I recommend the New Palgrave, as a good place to go if you need to find a short article on any economics topic. My short answer to Yiangos's question is that econometricians are always engaged in building linear models in which some variables are explained by other variables (in some sort of regression model). As the values of variables become known over time one wants to update estimates of other variables. The machinery for doing this is provided by the Kalman filter. Notice that the Kalman filter does not have anything to do with the Q assumptions of our LQG model. It is only the Linear Gaussian parts that are relevant.

I tried a Google search for "Kalman Filter and finance". Many things turn up. For example, here is a talk, Kalman Filtering in Mathematical Finance

Session 8

I have added to the notes, on page 77, the argument by which we can verify that in the fishing problem the value function $F(x)$ is concave.

The homework for next week is just three questions: the first three on Problems Sheet 4. See hints below.

The name "Kalman filter" refers to the estimation equation (16.1) and takes its name from Rudolf Kalman (1930 –), who developed it in the years 1958-64. He also coined the terms controllable and observable, and gave the criteria that we have seen in previous lectures. The fact that a system is controllable iff the matrix $[B\ AB\ \cdots\ A^{n-1}B]$ is of full rank is sometimes called Kalman's criteria. In the IEEE biography of Kalman it is stated
The Kalman filter, and its later extensions to nonlinear problems, represents perhaps the most widely applied by-product of modern control theory. It has been used in space vehicle navigation and control (e.g. the Apollo vehicle), radar tracking algorithms for ABM applications, process control, and socioeconomic systems.
The theory in this lecture is admittedly quite tricky - partly because the notation. As a test of memory, can you say what roles in the theory are taken by each of these?

 $x_t$, $\hat x_t$, $y_t$, $u_t$, $\epsilon_t$, $\eta_t$, $\Delta_t$, $\xi_t$, $\zeta_t$, $A$, $B$, $C$, $R$, $S$, $Q$, $K_t$, $\Pi_t$, $N$, $L$, $M$, $H_t$,  $V_t$. 
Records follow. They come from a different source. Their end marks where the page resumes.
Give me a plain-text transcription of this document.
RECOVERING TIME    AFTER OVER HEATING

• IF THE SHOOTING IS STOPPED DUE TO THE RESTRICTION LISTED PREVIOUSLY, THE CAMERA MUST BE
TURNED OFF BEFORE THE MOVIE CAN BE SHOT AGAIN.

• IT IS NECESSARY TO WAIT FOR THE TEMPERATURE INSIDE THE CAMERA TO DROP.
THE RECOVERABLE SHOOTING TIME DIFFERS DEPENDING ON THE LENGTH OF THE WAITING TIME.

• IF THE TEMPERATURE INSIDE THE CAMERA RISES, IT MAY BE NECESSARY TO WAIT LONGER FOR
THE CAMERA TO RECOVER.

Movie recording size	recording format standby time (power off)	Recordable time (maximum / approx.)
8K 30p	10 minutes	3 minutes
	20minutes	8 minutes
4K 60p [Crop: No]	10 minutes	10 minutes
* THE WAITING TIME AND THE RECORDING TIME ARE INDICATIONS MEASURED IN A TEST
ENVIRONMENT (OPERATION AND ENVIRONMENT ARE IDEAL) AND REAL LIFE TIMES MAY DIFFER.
 You will understand the ideas better once you have worked through the details of a scalar example (in which $n=m=p=1$). You do this in Problems Sheet 4 Question 1. When you do this question, start by supposing that $\hat x_t=\hat x_{t-1}+u_{t-1}+h_t(y_t-\hat x_{t-1})$, and then find the value of $h_t$ that minimizes the variance of $\hat x_t$. You can start by subtracting $x_t=x_{t-1}+u_{t-1}+3\epsilon_t$ and using $y_t=x_{t-1}+2\eta_t$. I also think that Question 2 is helpful in gaining an appreciation of the duality between control and estimation problems. One of the things you will learn from this question is a sufficient condition for the variance of $\hat x_t$ (that is, $V_t$) to tend to a finite limit. Question 3 is about solving a HJB equation (easier than the fishing example).

Notice that the Riccati equation for $V_t$, i.e. $V_t = g\, V_{t-1}$ runs in the opposite time direction to the one we had for $\Pi_t$ in Chapter 13, where $\Pi_{t-1} = f\, \Pi_t$. We are given $V_0$ and $\Pi_h$.